In a geometric series, the common ratio, denoted as \( r \), plays a crucial role. It is the constant factor between any two consecutive terms of the series. Understanding the common ratio is essential because it helps determine the behavior of the series.
In the given series \( \sum_{n=0}^{\infty} \frac{(-1)^{n}}{2}\left(\frac{1}{3+\sin x}\right)^{n} \), the common ratio is identified by examining how each term is related to its predecessor. Here, the common ratio \( r \) is calculated as \( \frac{1}{3+\sin x} \).

• Start with the expression that changes with each term, which is the part of the series raised to the power \( n \).
• In this series, the sequence inside the parentheses raised to a power is \( \left(\frac{1}{3+\sin x}\right)^{n} \).
• The common ratio is, therefore, the expression \( \frac{1}{3+\sin x} \).

This ratio is fundamental in calculating further properties of the series, such as its sum.

The sum of an infinite geometric series can provide significant insights into the series' behavior. For a geometric series with a first term \( a \) and a common ratio \( r \), the sum \( S \) of the series is given by the formula:\[ S = \frac{a}{1-r} \]provided that the absolute value of the common ratio, \(|r|\), is less than 1.
In the exercise, the first term \( a \) is \( \frac{1}{2} \), and the common ratio was found to be \( \frac{1}{3+\sin x} \). Therefore, the sum of the series is calculated as follows:

• Using the sum formula: \( S = \frac{\frac{1}{2}}{1 - \frac{1}{3+\sin x}} \).
• This simplifies to: \( S = \frac{1}{2} \cdot \frac{3+\sin x}{2+\sin x} \).
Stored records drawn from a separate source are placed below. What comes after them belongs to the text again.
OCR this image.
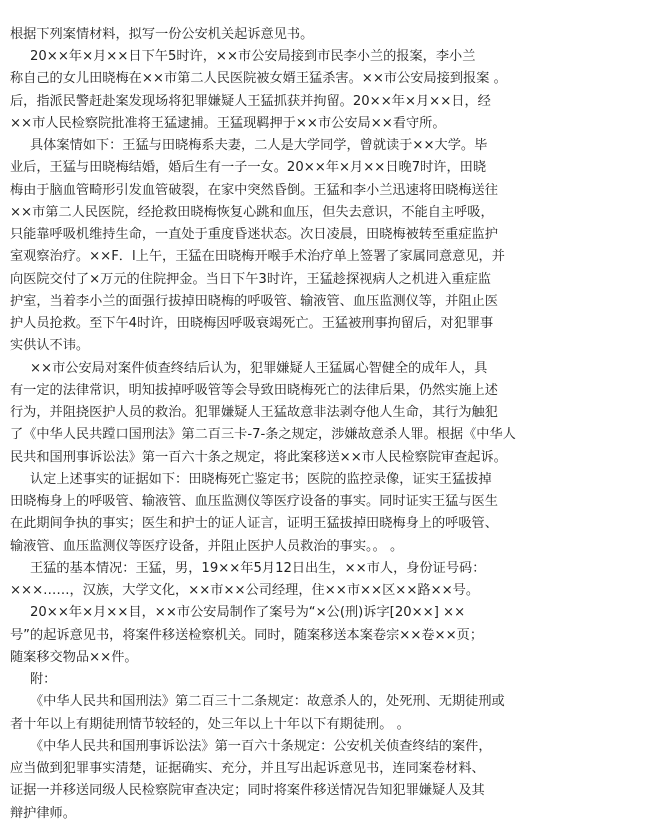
根据下列案情材料，拟写一份公安机关起诉意见书。
20××年×月××日下午5时许，××市公安局接到市民李小兰的报案，李小兰
称自己的女儿田晓梅在××市第二人民医院被女婿王猛杀害。××市公安局接到报案 。
后，指派民警赶赴案发现场将犯罪嫌疑人王猛抓获并拘留。20××年×月××日，经
××市人民检察院批准将王猛逮捕。王猛现羁押于××市公安局××看守所。
具体案情如下：王猛与田晓梅系夫妻，二人是大学同学，曾就读于××大学。毕
业后，王猛与田晓梅结婚，婚后生有一子一女。20××年×月××日晚7时许，田晓
梅由于脑血管畸形引发血管破裂，在家中突然昏倒。王猛和李小兰迅速将田晓梅送往
××市第二人民医院，经抢救田晓梅恢复心跳和血压，但失去意识，不能自主呼吸，
只能靠呼吸机维持生命，一直处于重度昏迷状态。次日凌晨，田晓梅被转至重症监护
室观察治疗。××F．l上午，王猛在田晓梅开喉手术治疗单上签署了家属同意意见，并
向医院交付了×万元的住院押金。当日下午3时许，王猛趁探视病人之机进入重症监
护室，当着李小兰的面强行拔掉田晓梅的呼吸管、输液管、血压监测仪等，并阻止医
护人员抢救。至下午4时许，田晓梅因呼吸衰竭死亡。王猛被刑事拘留后，对犯罪事
实供认不讳。
××市公安局对案件侦查终结后认为，犯罪嫌疑人王猛属心智健全的成年人，具
有一定的法律常识，明知拔掉呼吸管等会导致田晓梅死亡的法律后果，仍然实施上述
行为，并阻挠医护人员的救治。犯罪嫌疑人王猛故意非法剥夺他人生命，其行为触犯
了《中华人民共蹚口国刑法》第二百三卡-7-条之规定，涉嫌故意杀人罪。根据《中华人
民共和国刑事诉讼法》第一百六十条之规定，将此案移送××市人民检察院审查起诉。
认定上述事实的证据如下：田晓梅死亡鉴定书；医院的监控录像，证实王猛拔掉
田晓梅身上的呼吸管、输液管、血压监测仪等医疗设备的事实。同时证实王猛与医生
在此期间争执的事实；医生和护士的证人证言，证明王猛拔掉田晓梅身上的呼吸管、
输液管、血压监测仪等医疗设备，并阻止医护人员救治的事实。。 。
王猛的基本情况：王猛，男，19××年5月12日出生，××市人，身份证号码：
×××……，汉族，大学文化，××市××公司经理，住××市××区××路××号。
20××年×月××目，××市公安局制作了案号为“×公(刑)诉字[20××] ××
号”的起诉意见书，将案件移送检察机关。同时，随案移送本案卷宗××卷××页；
随案移交物品××件。
附：
《中华人民共和国刑法》第二百三十二条规定：故意杀人的，处死刑、无期徒刑或
者十年以上有期徒刑情节较轻的，处三年以上十年以下有期徒刑。 。
《中华人民共和国刑事诉讼法》第一百六十条规定：公安机关侦查终结的案件，
应当做到犯罪事实清楚，证据确实、充分，并且写出起诉意见书，连同案卷材料、
证据一并移送同级人民检察院审查决定；同时将案件移送情况告知犯罪嫌疑人及其
辩护律师。
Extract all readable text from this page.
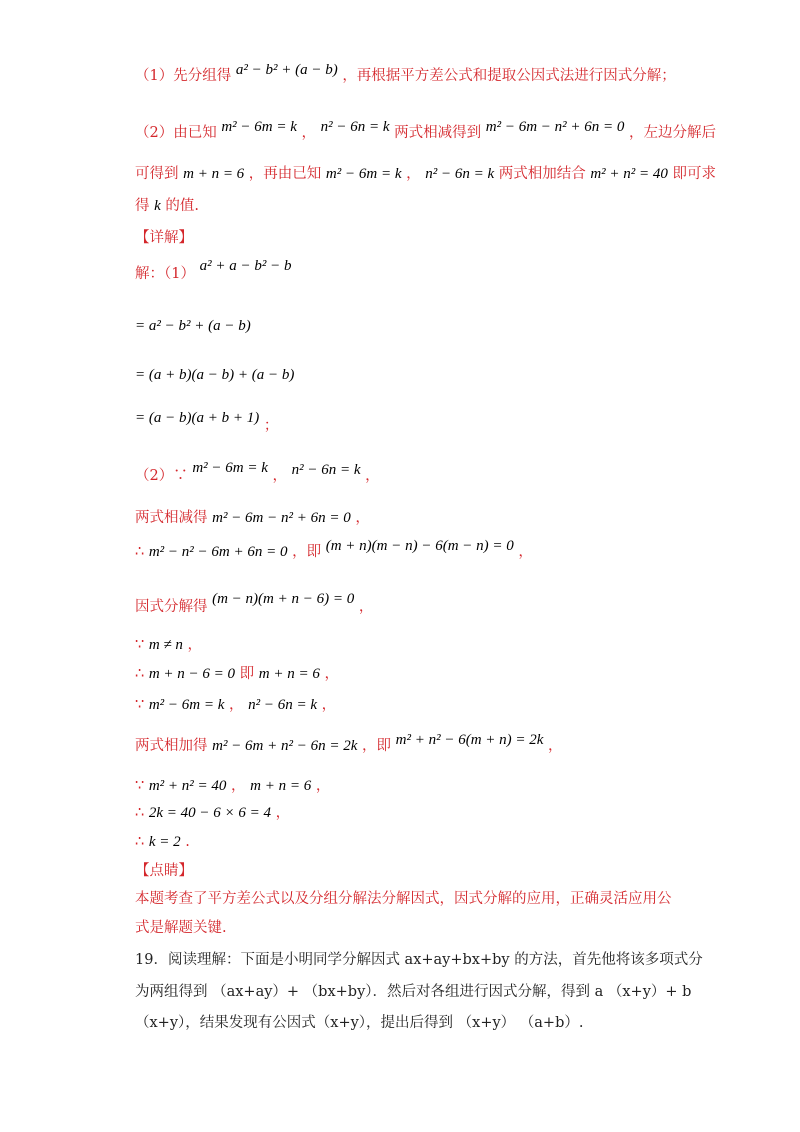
（1）先分组得 a² − b² + (a − b) ，再根据平方差公式和提取公因式法进行因式分解；
（2）由已知 m² − 6m = k ， n² − 6n = k 两式相减得到 m² − 6m − n² + 6n = 0 ，左边分解后
可得到 m + n = 6 ，再由已知 m² − 6m = k ， n² − 6n = k 两式相加结合 m² + n² = 40 即可求
得 k 的值.
【详解】
解：（1） a² + a − b² − b
= a² − b² + (a − b)
= (a + b)(a − b) + (a − b)
= (a − b)(a + b + 1) ；
（2）∵ m² − 6m = k ， n² − 6n = k ，
两式相减得 m² − 6m − n² + 6n = 0 ，
∴ m² − n² − 6m + 6n = 0 ，即 (m + n)(m − n) − 6(m − n) = 0 ，
因式分解得 (m − n)(m + n − 6) = 0 ，
∵ m ≠ n ，
∴ m + n − 6 = 0 即 m + n = 6 ，
∵ m² − 6m = k ， n² − 6n = k ，
两式相加得 m² − 6m + n² − 6n = 2k ，即 m² + n² − 6(m + n) = 2k ，
∵ m² + n² = 40 ， m + n = 6 ，
∴ 2k = 40 − 6 × 6 = 4 ，
∴ k = 2 .
【点睛】
本题考查了平方差公式以及分组分解法分解因式，因式分解的应用，正确灵活应用公
式是解题关键.
19．阅读理解：下面是小明同学分解因式 ax+ay+bx+by 的方法，首先他将该多项式分
为两组得到 （ax+ay）+ （bx+by）．然后对各组进行因式分解，得到 a （x+y）+ b
（x+y），结果发现有公因式（x+y），提出后得到 （x+y） （a+b）.
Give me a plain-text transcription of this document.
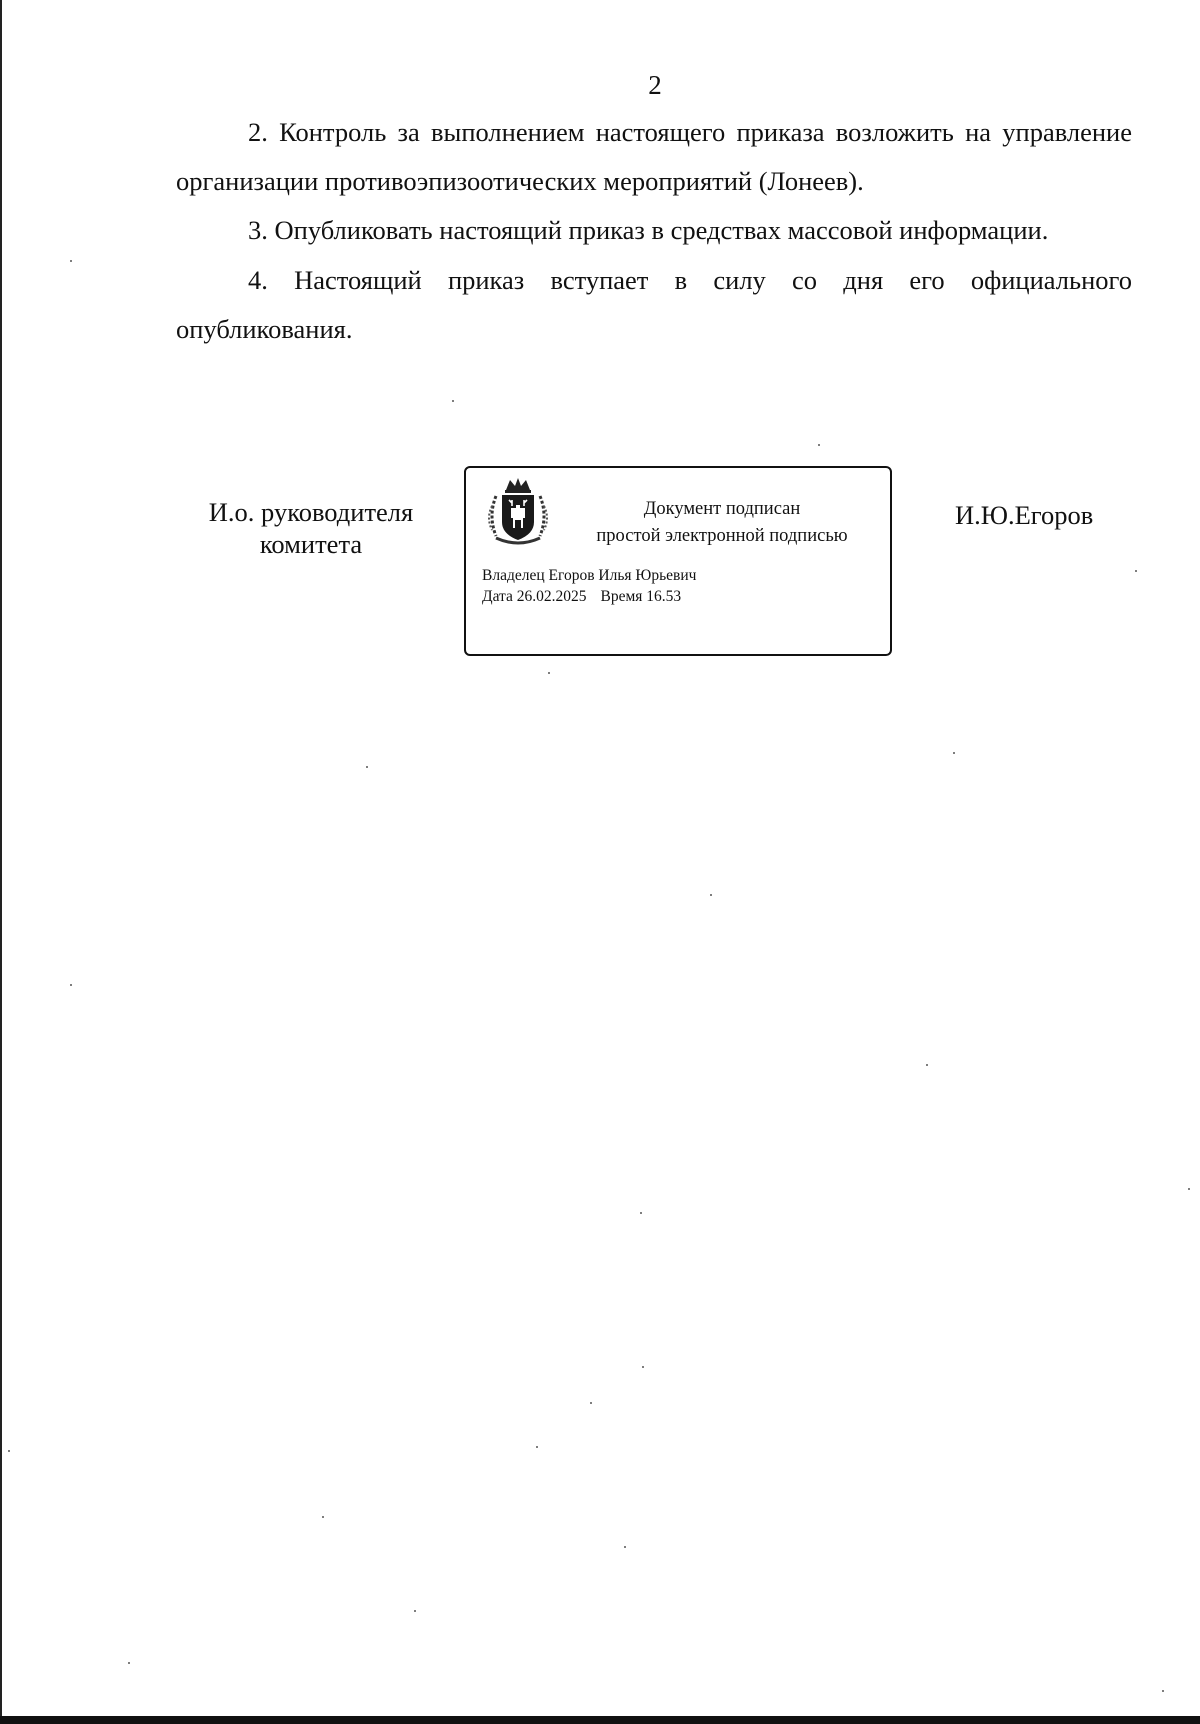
2

2. Контроль за выполнением настоящего приказа возложить на управление организации противоэпизоотических мероприятий (Лонеев).

3. Опубликовать настоящий приказ в средствах массовой информации.

4. Настоящий приказ вступает в силу со дня его официального опубликования.

И.о. руководителя
комитета
Документ подписан
простой электронной подписью
Владелец Егоров Илья Юрьевич
Дата 26.02.2025 Время 16.53
И.Ю.Егоров
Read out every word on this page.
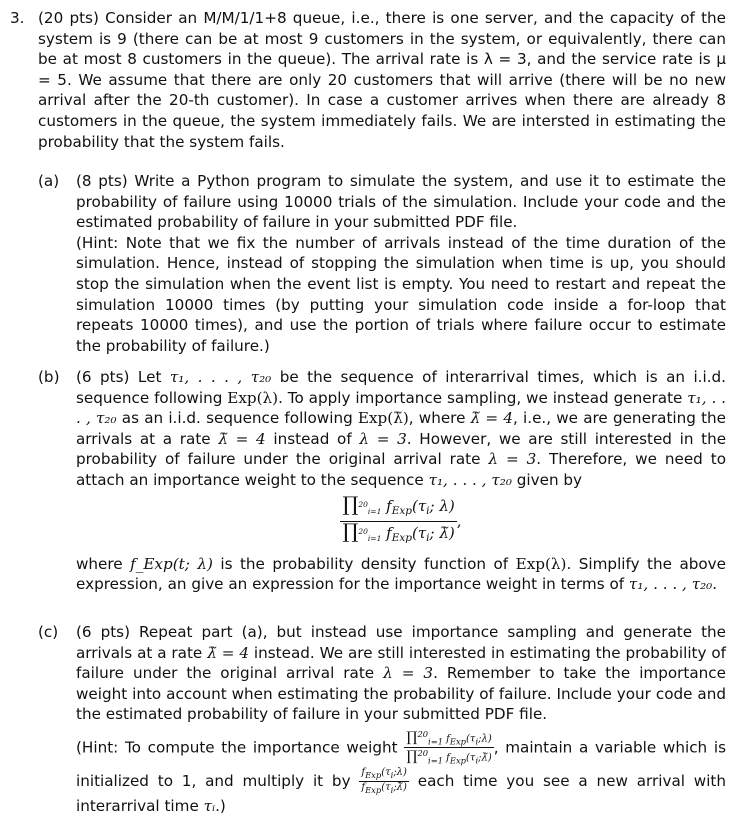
3. (20 pts) Consider an M/M/1/1+8 queue, i.e., there is one server, and the capacity of the system is 9 (there can be at most 9 customers in the system, or equivalently, there can be at most 8 customers in the queue). The arrival rate is λ = 3, and the service rate is μ = 5. We assume that there are only 20 customers that will arrive (there will be no new arrival after the 20-th customer). In case a customer arrives when there are already 8 customers in the queue, the system immediately fails. We are intersted in estimating the probability that the system fails.
(a) (8 pts) Write a Python program to simulate the system, and use it to estimate the probability of failure using 10000 trials of the simulation. Include your code and the estimated probability of failure in your submitted PDF file.
(Hint: Note that we fix the number of arrivals instead of the time duration of the simulation. Hence, instead of stopping the simulation when time is up, you should stop the simulation when the event list is empty. You need to restart and repeat the simulation 10000 times (by putting your simulation code inside a for-loop that repeats 10000 times), and use the portion of trials where failure occur to estimate the probability of failure.)
(b) (6 pts) Let τ₁, . . . , τ₂₀ be the sequence of interarrival times, which is an i.i.d. sequence following Exp(λ). To apply importance sampling, we instead generate τ₁, . . . , τ₂₀ as an i.i.d. sequence following Exp(λ̃), where λ̃ = 4, i.e., we are generating the arrivals at a rate λ̃ = 4 instead of λ = 3. However, we are still interested in the probability of failure under the original arrival rate λ = 3. Therefore, we need to attach an importance weight to the sequence τ₁, . . . , τ₂₀ given by
$\frac{\prod^{20}_{i=1} f_{Exp}(\tau_i; \lambda)}{\prod^{20}_{i=1} f_{Exp}(\tau_i; \lambdã)}$ ,
where f_Exp(t; λ) is the probability density function of Exp(λ). Simplify the above expression, an give an expression for the importance weight in terms of τ₁, . . . , τ₂₀.
(c) (6 pts) Repeat part (a), but instead use importance sampling and generate the arrivals at a rate λ̃ = 4 instead. We are still interested in estimating the probability of failure under the original arrival rate λ = 3. Remember to take the importance weight into account when estimating the probability of failure. Include your code and the estimated probability of failure in your submitted PDF file.
(Hint: To compute the importance weight $\frac{\prod^{20}_{i=1} f_{Exp}(\tau_i;\lambda)}{\prod^{20}_{i=1} f_{Exp}(\tau_i;\lambdã)}$ , maintain a variable which is initialized to 1, and multiply it by $\frac{f_{Exp}(\tau_i;\lambda)}{f_{Exp}(\tau_i;\lambdã)}$ each time you see a new arrival with interarrival time τᵢ.)
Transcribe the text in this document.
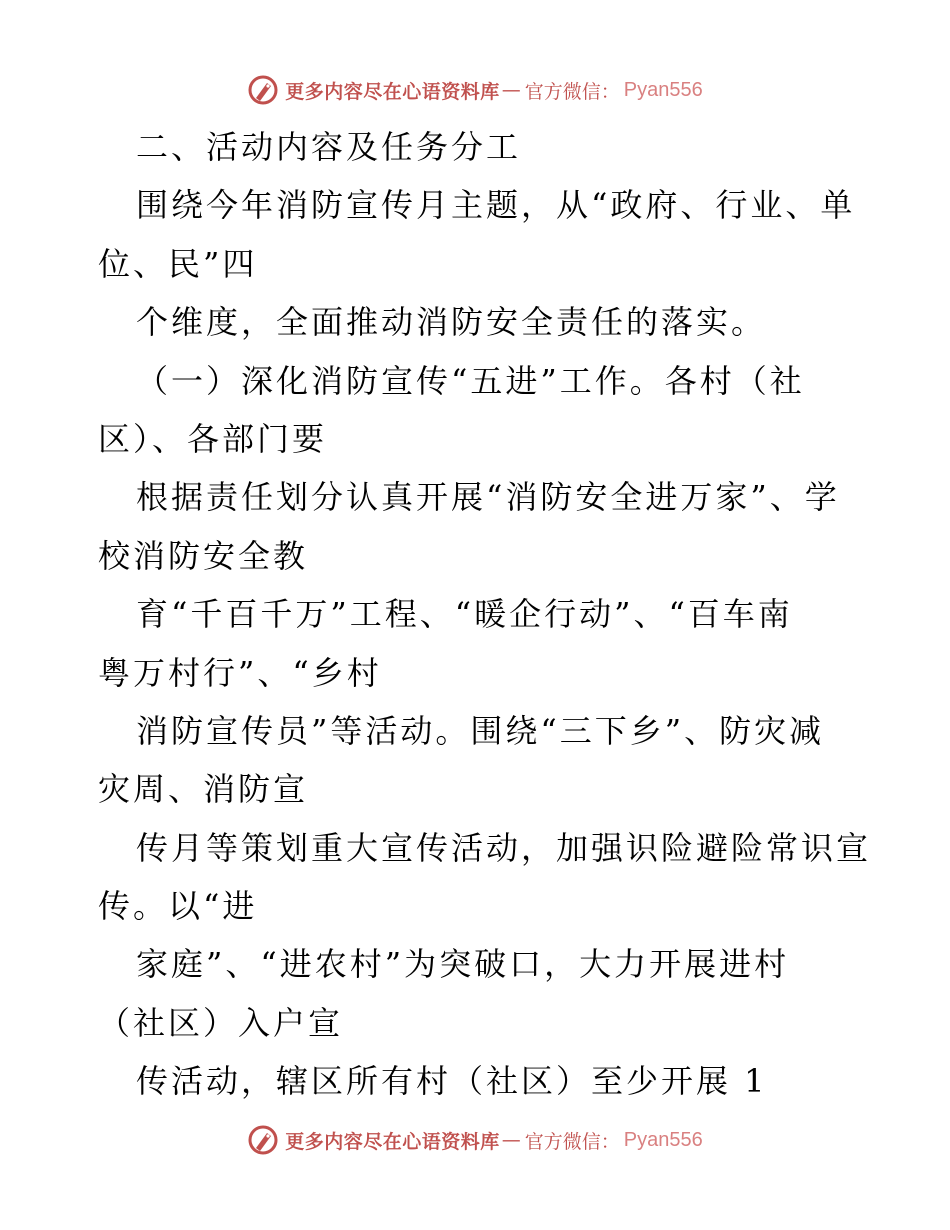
更多内容尽在心语资料库 — 官方微信： Pyan556
二、活动内容及任务分工
围绕今年消防宣传月主题，从“政府、行业、单
位、民”四
个维度，全面推动消防安全责任的落实。
（一）深化消防宣传“五进”工作。各村（社
区）、各部门要
根据责任划分认真开展“消防安全进万家”、学
校消防安全教
育“千百千万”工程、“暖企行动”、“百车南
粤万村行”、“乡村
消防宣传员”等活动。围绕“三下乡”、防灾减
灾周、消防宣
传月等策划重大宣传活动，加强识险避险常识宣
传。以“进
家庭”、“进农村”为突破口，大力开展进村
（社区）入户宣
传活动，辖区所有村（社区）至少开展 1
更多内容尽在心语资料库 — 官方微信： Pyan556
This result is only valid if the series converges, which is determined by the next concept.

Convergence in a geometric series is crucial for understanding when a series can actually sum to a finite value. The condition for convergence is tied to the common ratio's absolute value. The series converges only if \( |r| < 1 \).
For the discussed series, with \( r = \frac{1}{3+\sin x} \), the convergence inequality becomes \( \left| \frac{1}{3+\sin x} \right| < 1 \).

• This inequality means the series will converge if the expression \( \frac{1}{3+\sin x} \) is between -1 and 1.
• Since \( \frac{1}{3+\sin x} > 0 \) when \( 3+\sin x > 0 \), we simplify the condition to focus on:
  \( 0 < \frac{1}{3+\sin x} < 1 \).
• This can further be simplified to \( 1 < 3+\sin x \), indicating \( \sin x > -2 \).

Since \( \sin x \) oscillates between -1 and 1 for all real \( x \), the condition \( -2 < \sin x \leq 1 \) is always satisfied. Thus, the series converges for all real numbers \( x \), ensuring the finite sum is valid.